Kondo would need no translator to know this is what survival looks like: an assortment of stuff kept like the many risks people down on their luck take on a wing and a prayer. Indeed, despite appearances, Filipinos actually make do with far less than what is needed for a life with dignity.
Clothes, shoes, bags, and phones are either shared or handed down. Ice-cream tubs after birthday parties turn into food containers. Wedding souvenirs double as decors. Ferrari toy cars from Shell, broken toys, and collectibles from McDonald’s adorn otherwise empty racks and shelves.
Unlike Kondo’s American suburban clients, Filipinos are adept housekeepers and troubleshooters as it is. But they are too busy eking out measly wages to harbor any delusion that something as basic as shedding junk would solve their woes borne of social injustices, catastrophe, and violence.
Ballast and Baggage
The lifestyle changes Kondo promotes make more sense to the middle class who are given to market pressures and who would do well to spurn a culture of waste and excess.
But, for the poor, Kondo’s method falters unless brought to its logical conclusion: a systemic purge that is just as much about throwing away stuff that fail to spark joy as about overthrowing those larger structures of power that stand in the way of a decent life.
A government, for instance, that lays waste to communities on the fringes no longer serves its purpose.

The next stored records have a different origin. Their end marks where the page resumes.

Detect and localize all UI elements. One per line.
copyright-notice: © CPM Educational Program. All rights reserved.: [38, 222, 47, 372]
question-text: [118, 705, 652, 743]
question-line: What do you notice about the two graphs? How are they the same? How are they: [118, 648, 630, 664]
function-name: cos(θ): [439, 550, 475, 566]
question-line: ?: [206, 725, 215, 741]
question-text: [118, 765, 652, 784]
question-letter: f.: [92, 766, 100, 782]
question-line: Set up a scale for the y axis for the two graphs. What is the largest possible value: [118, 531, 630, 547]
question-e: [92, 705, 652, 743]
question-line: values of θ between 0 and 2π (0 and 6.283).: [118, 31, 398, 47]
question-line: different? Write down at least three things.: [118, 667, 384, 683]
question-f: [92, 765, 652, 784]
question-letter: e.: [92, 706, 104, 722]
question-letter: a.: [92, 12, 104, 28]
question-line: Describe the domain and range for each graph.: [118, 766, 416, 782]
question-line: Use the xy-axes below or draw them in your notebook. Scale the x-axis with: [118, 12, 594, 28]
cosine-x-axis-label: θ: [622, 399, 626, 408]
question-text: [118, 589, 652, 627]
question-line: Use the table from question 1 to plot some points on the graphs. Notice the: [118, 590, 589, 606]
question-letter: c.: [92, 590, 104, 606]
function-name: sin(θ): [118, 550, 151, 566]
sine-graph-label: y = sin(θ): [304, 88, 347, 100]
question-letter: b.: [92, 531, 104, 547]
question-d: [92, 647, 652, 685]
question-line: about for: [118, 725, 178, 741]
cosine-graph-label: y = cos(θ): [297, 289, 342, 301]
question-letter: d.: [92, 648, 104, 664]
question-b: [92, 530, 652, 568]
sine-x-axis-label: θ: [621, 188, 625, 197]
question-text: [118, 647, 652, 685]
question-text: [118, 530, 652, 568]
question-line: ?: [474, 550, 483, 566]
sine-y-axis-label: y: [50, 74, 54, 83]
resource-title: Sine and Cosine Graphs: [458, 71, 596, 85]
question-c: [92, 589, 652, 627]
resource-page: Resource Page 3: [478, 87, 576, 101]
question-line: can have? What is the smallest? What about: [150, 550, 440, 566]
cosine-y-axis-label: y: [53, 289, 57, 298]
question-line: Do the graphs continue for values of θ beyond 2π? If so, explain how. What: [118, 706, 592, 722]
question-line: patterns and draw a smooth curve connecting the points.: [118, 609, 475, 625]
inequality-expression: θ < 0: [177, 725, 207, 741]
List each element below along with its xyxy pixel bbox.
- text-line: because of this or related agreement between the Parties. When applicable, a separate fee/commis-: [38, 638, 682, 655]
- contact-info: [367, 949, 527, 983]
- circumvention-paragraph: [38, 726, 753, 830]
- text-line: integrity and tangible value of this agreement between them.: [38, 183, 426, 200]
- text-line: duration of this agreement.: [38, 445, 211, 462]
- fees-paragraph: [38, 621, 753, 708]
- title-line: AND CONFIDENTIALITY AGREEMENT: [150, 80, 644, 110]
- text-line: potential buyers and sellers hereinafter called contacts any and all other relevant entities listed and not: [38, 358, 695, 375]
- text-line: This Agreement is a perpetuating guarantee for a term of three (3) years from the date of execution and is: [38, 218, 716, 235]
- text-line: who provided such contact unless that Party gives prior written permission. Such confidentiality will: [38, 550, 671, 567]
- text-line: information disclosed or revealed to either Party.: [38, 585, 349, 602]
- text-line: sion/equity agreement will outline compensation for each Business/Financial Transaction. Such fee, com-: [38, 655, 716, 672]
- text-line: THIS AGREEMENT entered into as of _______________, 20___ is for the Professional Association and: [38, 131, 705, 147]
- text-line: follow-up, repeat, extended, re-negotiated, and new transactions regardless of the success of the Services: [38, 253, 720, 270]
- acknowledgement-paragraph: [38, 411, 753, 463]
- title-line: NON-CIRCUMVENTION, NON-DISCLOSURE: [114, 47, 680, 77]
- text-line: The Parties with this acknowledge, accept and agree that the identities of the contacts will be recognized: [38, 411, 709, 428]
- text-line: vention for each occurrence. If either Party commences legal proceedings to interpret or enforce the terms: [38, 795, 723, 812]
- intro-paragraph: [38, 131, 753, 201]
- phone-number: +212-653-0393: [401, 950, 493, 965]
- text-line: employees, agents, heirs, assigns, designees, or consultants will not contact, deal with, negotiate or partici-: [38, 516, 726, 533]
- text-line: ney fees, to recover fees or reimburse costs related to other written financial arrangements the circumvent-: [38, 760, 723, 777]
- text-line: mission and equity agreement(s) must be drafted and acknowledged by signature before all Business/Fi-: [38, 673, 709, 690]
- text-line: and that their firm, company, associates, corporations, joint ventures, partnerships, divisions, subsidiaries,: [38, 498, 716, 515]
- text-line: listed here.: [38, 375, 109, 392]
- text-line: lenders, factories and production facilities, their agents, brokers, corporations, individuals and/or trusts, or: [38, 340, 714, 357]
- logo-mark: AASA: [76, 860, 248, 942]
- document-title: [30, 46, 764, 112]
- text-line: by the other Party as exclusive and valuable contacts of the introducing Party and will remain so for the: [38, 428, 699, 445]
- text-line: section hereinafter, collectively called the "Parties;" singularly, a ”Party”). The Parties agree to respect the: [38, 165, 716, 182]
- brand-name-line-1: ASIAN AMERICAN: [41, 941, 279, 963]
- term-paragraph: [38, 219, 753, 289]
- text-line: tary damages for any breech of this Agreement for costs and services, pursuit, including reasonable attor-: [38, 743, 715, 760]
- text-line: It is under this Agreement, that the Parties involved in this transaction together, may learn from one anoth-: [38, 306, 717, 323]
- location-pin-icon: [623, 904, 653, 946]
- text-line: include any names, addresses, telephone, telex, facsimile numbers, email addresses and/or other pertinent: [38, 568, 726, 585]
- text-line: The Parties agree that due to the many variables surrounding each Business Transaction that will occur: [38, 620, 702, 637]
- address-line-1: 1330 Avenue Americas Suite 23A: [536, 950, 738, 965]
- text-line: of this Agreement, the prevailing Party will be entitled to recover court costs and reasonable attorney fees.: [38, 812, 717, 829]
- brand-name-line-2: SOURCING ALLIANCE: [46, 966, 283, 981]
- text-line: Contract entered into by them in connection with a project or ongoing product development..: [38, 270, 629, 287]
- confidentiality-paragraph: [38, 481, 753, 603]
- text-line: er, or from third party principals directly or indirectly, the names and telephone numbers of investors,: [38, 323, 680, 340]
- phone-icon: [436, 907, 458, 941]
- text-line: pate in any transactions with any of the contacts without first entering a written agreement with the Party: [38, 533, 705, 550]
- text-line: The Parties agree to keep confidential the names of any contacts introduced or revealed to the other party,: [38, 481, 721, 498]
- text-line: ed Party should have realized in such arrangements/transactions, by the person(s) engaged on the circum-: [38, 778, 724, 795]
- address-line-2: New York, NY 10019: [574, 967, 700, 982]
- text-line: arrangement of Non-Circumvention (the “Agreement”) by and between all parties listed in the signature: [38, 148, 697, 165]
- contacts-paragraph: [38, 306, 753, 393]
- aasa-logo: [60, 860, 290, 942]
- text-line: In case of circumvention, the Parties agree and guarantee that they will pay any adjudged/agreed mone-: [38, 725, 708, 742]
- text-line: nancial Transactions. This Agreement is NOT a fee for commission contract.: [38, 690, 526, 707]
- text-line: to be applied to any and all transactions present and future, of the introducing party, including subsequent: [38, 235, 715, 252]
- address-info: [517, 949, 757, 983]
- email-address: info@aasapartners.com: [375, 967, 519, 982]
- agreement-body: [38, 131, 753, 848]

Officials that kick off the streets or haul off to jails those they view as society’s scum deserve replacement. Corporations that smother the planet and shove needless stuff down people’s throats belong to nowhere but the scrapheap of history.
This is the sort of cleanup of public life the poor stand to gain the most from in the long haul. They have been suffering the inhumanities of being denied purchasing power for so long that they have no more to lose if they opt to let go of an inutile state beholden to a corporate elite.
Such is the radical potential of decluttering that Kondo unwittingly stands for: to be ruthless in curating what comprises your world beyond the messes of personal affairs and the refuse of material possession—to assess collective choices, retaining not just what gratifies but also what incites growth and allows for a shot at what else life has to offer.
It might hit you, for instance, that you live in a place where people cling so tightly to traditions that they keep dried palm leaves hanging from their front doors, or have been so knocked down in life they would rather hold on to religious amulets and old romance pocketbooks than chuck these sources of what little comfort they could get.
That all this is just a spark of joy short of clutter, however, is an indictment of a world where entire communities may be targets for disposal.
When the slums of Tondo get razed by fire, or when hovels are ripped down and homes demolished, Kondo would have to ask herself if a spark of joy is all that could spare lives from ending up in a dumpsite. ●
Published in print in the Collegian’s February 13, 2019 issue.